Consultancy is a polite form of selling oneself (I know, I'm a
consultant!) and it is not surprising that this is the way that the more
educated Africans are going. I live in a developing country and I am
constantly surprised by the range of business consultants, who have
simply set up shop and proclaimed themselves expert) which proliferate,
and those desperate to achieve spend what they think is investment but,
if they researched properly, they could get for themselves from a couple
of books.
I'm afraid that IT consultancy is like this: people who know just a bit
mroe than Mr Average are selling to Mr Average because he does not know
how easy it is to find out for himself.
I agree with Seydina that poor countries should develop a software
industry, and base it on open source. In this way the countries can
reduce their software costs and have software that more readily meets
local demands. After all, most "consultants" are only teaching companies
how to change their ways to fit the software. Surely it should be the
other way around.
Regards
Nigel Morris-Cotterill
Philipp Schmidt wrote:
[ENGLISH TRANSLATION]
Dear Andrea, No offense taken from your message. I just wanted to
clarify the issues of the quality of human resources one can find in
Africa (I speak overall about Africa here, because one finds relatively
similar human resource situations across the continent).

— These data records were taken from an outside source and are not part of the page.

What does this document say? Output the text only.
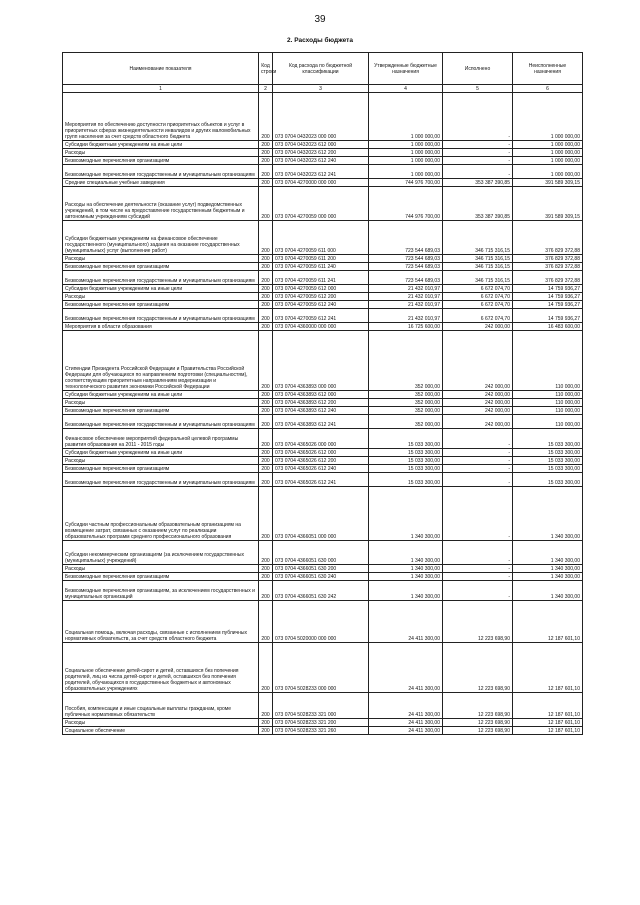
39
2. Расходы бюджета
Наименование показателя	Код строки	Код расхода по бюджетной классификации	Утвержденные бюджетные назначения	Исполнено	Неисполненные назначения
1	2	3	4	5	6
Мероприятия по обеспечению доступности приоритетных объектов и услуг в приоритетных сферах жизнедеятельности инвалидов и других маломобильных групп населения за счет средств областного бюджета	200	073 0704 0432023 000 000	1 000 000,00	-	1 000 000,00
Субсидии бюджетным учреждениям на иные цели	200	073 0704 0432023 612 000	1 000 000,00	-	1 000 000,00
Расходы	200	073 0704 0432023 612 200	1 000 000,00	-	1 000 000,00
Безвозмездные перечисления организациям	200	073 0704 0432023 612 240	1 000 000,00	-	1 000 000,00
Безвозмездные перечисления государственным и муниципальным организациям	200	073 0704 0432023 612 241	1 000 000,00	-	1 000 000,00
Средние специальные учебные заведения	200	073 0704 4270000 000 000	744 976 700,00	353 387 390,85	391 589 309,15
Расходы на обеспечение деятельности (оказание услуг) подведомственных учреждений, в том числе на предоставление государственным бюджетным и автономным учреждениям субсидий	200	073 0704 4270059 000 000	744 976 700,00	353 387 390,85	391 589 309,15
Субсидии бюджетным учреждениям на финансовое обеспечение государственного (муниципального) задания на оказание государственных (муниципальных) услуг (выполнение работ)	200	073 0704 4270059 611 000	723 544 689,03	346 715 316,15	376 829 372,88
Расходы	200	073 0704 4270059 611 200	723 544 689,03	346 715 316,15	376 829 372,88
Безвозмездные перечисления организациям	200	073 0704 4270059 611 240	723 544 689,03	346 715 316,15	376 829 372,88
Безвозмездные перечисления государственным и муниципальным организациям	200	073 0704 4270059 611 241	723 544 689,03	346 715 316,15	376 829 372,88
Субсидии бюджетным учреждениям на иные цели	200	073 0704 4270059 612 000	21 432 010,97	6 672 074,70	14 759 936,27
Расходы	200	073 0704 4270059 612 200	21 432 010,97	6 672 074,70	14 759 936,27
Безвозмездные перечисления организациям	200	073 0704 4270059 612 240	21 432 010,97	6 672 074,70	14 759 936,27
Безвозмездные перечисления государственным и муниципальным организациям	200	073 0704 4270059 612 241	21 432 010,97	6 672 074,70	14 759 936,27
Мероприятия в области образования	200	073 0704 4360000 000 000	16 725 600,00	242 000,00	16 483 600,00
Стипендии Президента Российской Федерации и Правительства Российской Федерации для обучающихся по направлениям подготовки (специальностям), соответствующим приоритетным направлениям модернизации и технологического развития экономики Российской Федерации	200	073 0704 4363893 000 000	352 000,00	242 000,00	110 000,00
Субсидии бюджетным учреждениям на иные цели	200	073 0704 4363893 612 000	352 000,00	242 000,00	110 000,00
Расходы	200	073 0704 4363893 612 200	352 000,00	242 000,00	110 000,00
Безвозмездные перечисления организациям	200	073 0704 4363893 612 240	352 000,00	242 000,00	110 000,00
Безвозмездные перечисления государственным и муниципальным организациям	200	073 0704 4363893 612 241	352 000,00	242 000,00	110 000,00
Финансовое обеспечение мероприятий федеральной целевой программы развития образования на 2011 - 2015 годы	200	073 0704 4365026 000 000	15 033 300,00	-	15 033 300,00
Субсидии бюджетным учреждениям на иные цели	200	073 0704 4365026 612 000	15 033 300,00	-	15 033 300,00
Расходы	200	073 0704 4365026 612 200	15 033 300,00	-	15 033 300,00
Безвозмездные перечисления организациям	200	073 0704 4365026 612 240	15 033 300,00	-	15 033 300,00
Безвозмездные перечисления государственным и муниципальным организациям	200	073 0704 4365026 612 241	15 033 300,00	-	15 033 300,00
Субсидии частным профессиональным образовательным организациям на возмещение затрат, связанных с оказанием услуг по реализации образовательных программ среднего профессионального образования	200	073 0704 4366051 000 000	1 340 300,00	-	1 340 300,00
Субсидии некоммерческим организациям (за исключением государственных (муниципальных) учреждений)	200	073 0704 4366051 630 000	1 340 300,00	-	1 340 300,00
Расходы	200	073 0704 4366051 630 200	1 340 300,00	-	1 340 300,00
Безвозмездные перечисления организациям	200	073 0704 4366051 630 240	1 340 300,00	-	1 340 300,00
Безвозмездные перечисления организациям, за исключением государственных и муниципальных организаций	200	073 0704 4366051 630 242	1 340 300,00	-	1 340 300,00
Социальная помощь, включая расходы, связанные с исполнением публичных нормативных обязательств, за счет средств областного бюджета	200	073 0704 5020000 000 000	24 411 300,00	12 223 698,90	12 187 601,10
Социальное обеспечение детей-сирот и детей, оставшихся без попечения родителей, лиц из числа детей-сирот и детей, оставшихся без попечения родителей, обучающихся в государственных бюджетных и автономных образовательных учреждениях	200	073 0704 5028233 000 000	24 411 300,00	12 223 698,90	12 187 601,10
Пособия, компенсации и иные социальные выплаты гражданам, кроме публичных нормативных обязательств	200	073 0704 5028233 321 000	24 411 300,00	12 223 698,90	12 187 601,10
Расходы	200	073 0704 5028233 321 200	24 411 300,00	12 223 698,90	12 187 601,10
Социальное обеспечение	200	073 0704 5028233 321 260	24 411 300,00	12 223 698,90	12 187 601,10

To return to our discussion, I think that if one places oneself at the
internal level of a company, we have in Africa all necessary skills to
make good software, and I do not speak about price. I work in a
software development company in Paris and I am convinced that all the
skills available in our company can also be found in Africa. The
difference is at the level of the legal environment and the protection
of innovation. The African companies are focused more on providing
services than on the production of software because there is less risk.
Innovation (in software development) is not valued or protected. And
without innovation, I think that the "digital divide" will be present
for a long time. One cannot be satisfied to remain eternal imitators
and believe in the ability to attain a level of technological development.